Dopo le gravi difficoltà dovute al conflitto che aveva rallentato fortemente la produzione a causa della caduta di domanda nel mercato e, soprattutto, per la carenza di mano d’opera, l’Eridania riprende l’espansione nei primi anni venti con la costruzione di nuovi impianti, l’ammodernamento degli esistenti e l’acquisizione di alcune aziende saccarifere minori.
La grande crisi economica mondiale del 1928–29 produce una fase di concentrazione dell’industria italiana, cui non si sottrae quella saccarifera. È il 1930 quando l’azienda si fonde con un altro colosso genovese del settore, gli “Zuccherifici Nazionali” che stanno già concentrando nelle proprie mani l’industria saccarifera che fa capo alla società “Ligure Lombarda”. Prende così vita la “Eridania Zuccherifici Nazionali”, la quale controlla pure la “Distillerie Nazionali”.
La fusione riesce perfettamente e, alla fine degli anni ’30, gli ormai 28 stabilimenti controllati dall’Eridania, sono in grado di produrre il 60% del fabbisogno nazionale di zucchero. Tale sviluppo, sotto la guida di Serafino Cevasco, entrato nella società come semplice funzionario per poi diventarne presidente, viene anche favorito dalla politica autarchica del regime fascista che perseguiva l’autonomia del Paese dalle importazioni dei beni di prima necessità dall’estero.
Pur pesantemente colpita dagli eventi bellici del secondo conflitto mondiale (solo 4 stabilimenti non sono danneggiati), già nel 1947, sotto la guida del nuovo presidente, Benedetto Acquarone, nipote di Serafino Cevasco morto proprio quell’anno a 83 anni, l’azienda è in grado di riprendere la produzione, giungendo a regime nell’anno successivo.

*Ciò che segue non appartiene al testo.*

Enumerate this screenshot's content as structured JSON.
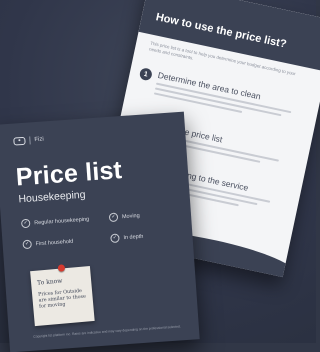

Nel 1966 il petroliere Attilio Monti decide di investire forti capitali nella produzione dello zucchero ed acquista l’Eridania, fondendola con la “Saccarifera Lombarda”, la “Emiliana Zuccheri”, la “Saccarifera Sarda” e, nell’ottobre del 1967, anche assorbendo i quattro stabilimenti delle ex “Distillerie Italiane” di Sesto San Giovanni, Ferrara, Roma e Napoli. Durante gli anni di gestione del “Gruppo Monti”, affidata a Giuseppe De André, suo braccio destro anche nell’editoria, si registra un forte aumento produttivo determinato da grandi evoluzioni tecnologiche aziendali, che però, uniti ai problemi derivanti dalla concorrenza creata dalla nascita del mercato unico europeo dello zucchero, causano anche una sensibile dismissione delle maestranze e la cessione di una quarantina di stabilimenti (ad esempio, quello “storico” di Forlì, nel 1970). Lo dirà lo stesso De André al settimanale Il Mondo: “Dal 1964 al 1980 abbiamo chiuso 41 impianti. Molti sono stati acquistati appositamente per essere chiusi e far confluire la loro capacità produttiva in quella dell’Eridania”. In questo modo l’azienda arriva ad avere il 35% del mercato italiano.